Ma da dove nasce la violenza, chiede quindi il giornalista del quotidiano torinese: «Ricordiamoci sempre che se vuoi capire che cos’è la violenza devi prima capire che cos’è la paura. Purtroppo per molti giovanissimi la violenza è un modo per vincere le proprie paure e insicurezze. L’adolescenza è una fase di metamorfosi: c’è il corpo che cambia, c’è la paura di rimanere da soli».



ANDREOLI E LE BABY GANG: “FAMIGLIA E SCUOLA SONO FONDAMENTALI”

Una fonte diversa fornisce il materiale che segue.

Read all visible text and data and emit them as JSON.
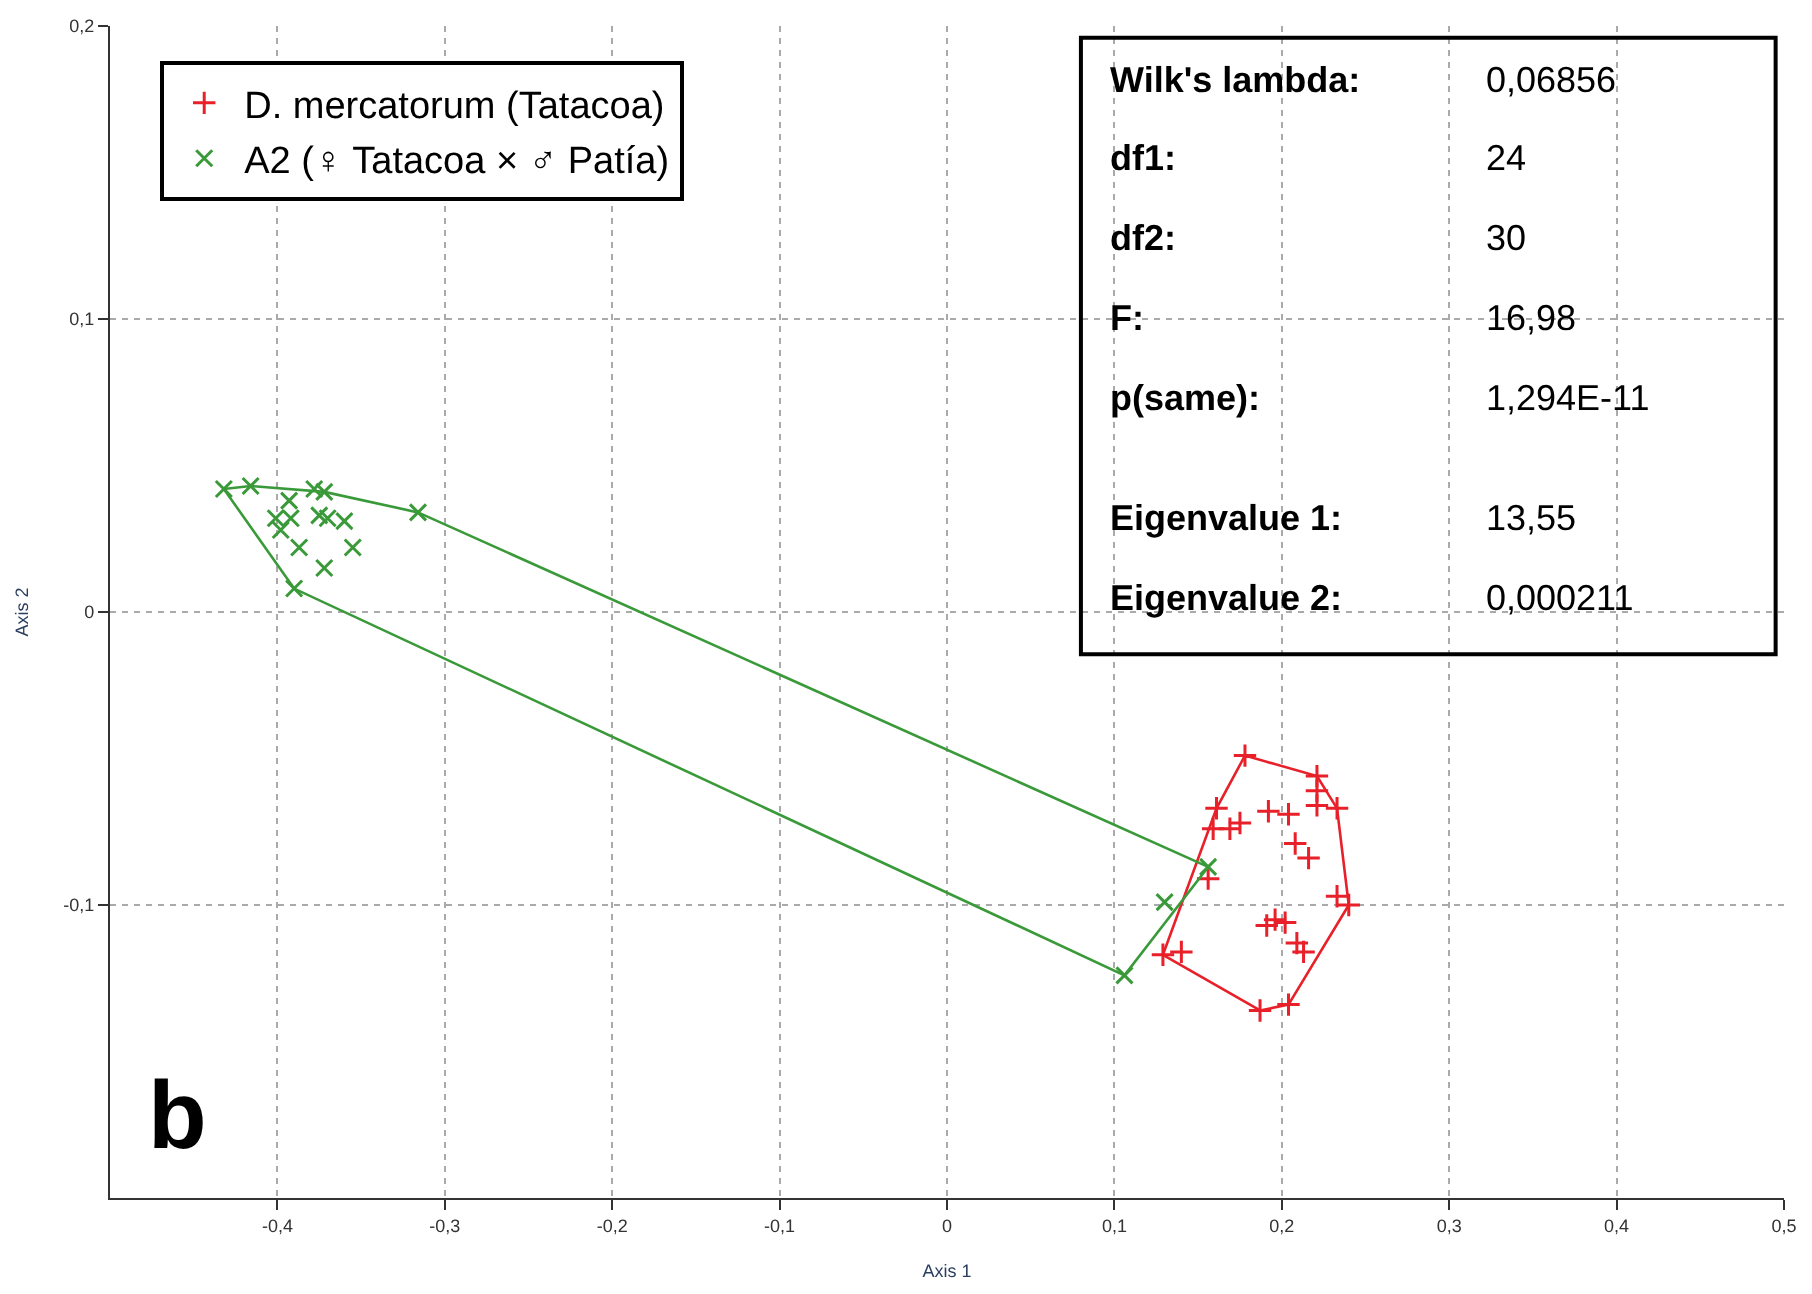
{
  "chart_data": {
    "type": "scatter",
    "xlabel": "Axis 1",
    "ylabel": "Axis 2",
    "xlim": [
      -0.5,
      0.5
    ],
    "ylim": [
      -0.2,
      0.2
    ],
    "xticks": [
      {
        "value": -0.4,
        "label": "-0,4"
      },
      {
        "value": -0.3,
        "label": "-0,3"
      },
      {
        "value": -0.2,
        "label": "-0,2"
      },
      {
        "value": -0.1,
        "label": "-0,1"
      },
      0,
      {
        "value": 0.1,
        "label": "0,1"
      },
      {
        "value": 0.2,
        "label": "0,2"
      },
      {
        "value": 0.3,
        "label": "0,3"
      },
      {
        "value": 0.4,
        "label": "0,4"
      },
      {
        "value": 0.5,
        "label": "0,5"
      }
    ],
    "yticks": [
      {
        "value": -0.1,
        "label": "-0,1"
      },
      0,
      {
        "value": 0.1,
        "label": "0,1"
      },
      {
        "value": 0.2,
        "label": "0,2"
      }
    ],
    "grid": true,
    "legend": "top left",
    "series": [
      {
        "name": "D. mercatorum (Tatacoa)",
        "color": "#e8202a",
        "marker": "cross",
        "x": [
          0.178,
          0.221,
          0.221,
          0.221,
          0.233,
          0.161,
          0.192,
          0.204,
          0.175,
          0.169,
          0.159,
          0.208,
          0.216,
          0.156,
          0.233,
          0.24,
          0.191,
          0.202,
          0.196,
          0.209,
          0.213,
          0.129,
          0.14,
          0.187,
          0.204
        ],
        "values": [
          -0.049,
          -0.056,
          -0.061,
          -0.066,
          -0.067,
          -0.067,
          -0.068,
          -0.069,
          -0.072,
          -0.074,
          -0.074,
          -0.079,
          -0.084,
          -0.091,
          -0.097,
          -0.1,
          -0.107,
          -0.106,
          -0.105,
          -0.113,
          -0.116,
          -0.117,
          -0.116,
          -0.136,
          -0.134
        ]
      },
      {
        "name": "A2 (♀ Tatacoa × ♂ Patía)",
        "color": "#3a9a3a",
        "marker": "x",
        "x": [
          -0.432,
          -0.416,
          -0.378,
          -0.372,
          -0.393,
          -0.401,
          -0.392,
          -0.375,
          -0.37,
          -0.36,
          -0.398,
          -0.387,
          -0.355,
          -0.372,
          -0.39,
          -0.316,
          0.13,
          0.156,
          0.106
        ],
        "values": [
          0.042,
          0.043,
          0.042,
          0.041,
          0.038,
          0.032,
          0.032,
          0.033,
          0.032,
          0.031,
          0.028,
          0.022,
          0.022,
          0.015,
          0.008,
          0.034,
          -0.099,
          -0.087,
          -0.124
        ]
      },
      {
        "type": "line",
        "color": "#e8202a",
        "marker": "none",
        "x": [
          0.129,
          0.161,
          0.178,
          0.221,
          0.233,
          0.24
        ],
        "values": [
          -0.117,
          -0.067,
          -0.049,
          -0.056,
          -0.067,
          -0.1
        ]
      },
      {
        "type": "line",
        "color": "#e8202a",
        "marker": "none",
        "x": [
          0.129,
          0.187,
          0.204,
          0.24
        ],
        "values": [
          -0.117,
          -0.136,
          -0.134,
          -0.1
        ]
      },
      {
        "type": "line",
        "color": "#3a9a3a",
        "marker": "none",
        "x": [
          -0.432,
          -0.416,
          -0.372,
          -0.316,
          0.156
        ],
        "values": [
          0.042,
          0.043,
          0.041,
          0.034,
          -0.087
        ]
      },
      {
        "type": "line",
        "color": "#3a9a3a",
        "marker": "none",
        "x": [
          -0.432,
          -0.39,
          0.106,
          0.156
        ],
        "values": [
          0.042,
          0.008,
          -0.124,
          -0.087
        ]
      }
    ],
    "annotations": [
      "Wilk's lambda: 0,06856",
      "df1: 24",
      "df2: 30",
      "F: 16,98",
      "p(same): 1,294E-11",
      "Eigenvalue 1: 13,55",
      "Eigenvalue 2: 0,000211",
      "b"
    ]
  }
}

Andreoli prosegue: «La baby gang distrugge, ruba, picchia: ha il gusto della distruzione tanto che piuttosto che violenza bisognerebbe chiamarla distruttività. La baby gang prova soddisfazione nel distruggere perché la distruzione fornisce una percezione psicologica fortissima e domina totalmente la realtà». Ma c’è un modo per arginare questa triste tendenza vista l’escalation degli ultimi tempi? Secondo lo psichiatra non servono le forze dell’ordine ma la scuola e la famiglia: «Il ruolo più importante lo svolge l’educazione da parte delle famiglie e della scuola. Occorre che gli adolescenti si sentano gratificati, che si sentano piccoli protagonisti. Per questa ragione è determinante farli sentire utili e importanti in famiglia come nella società. Bisogna dare dei ruoli sociali agli adolescenti, mentre purtroppo la società non li tiene in considerazione, così come fa con i vecchi. E invece, a entrambi questi gruppi, occorre dare qualcosa da fare». Andreolli propone quindi alcuni esempi di ‘utilità’ per i giovani: «Per esempio potrebbero fare compagnia, anche con una telefonata, agli anziani soli. O potrebbero essere coinvolti, a piccoli gruppi, in laboratori artigianali. La via giusta è quella dell’educazione pratica. Gli adolescenti potrebbero anche costruirsi i loro amati computer e telefonini».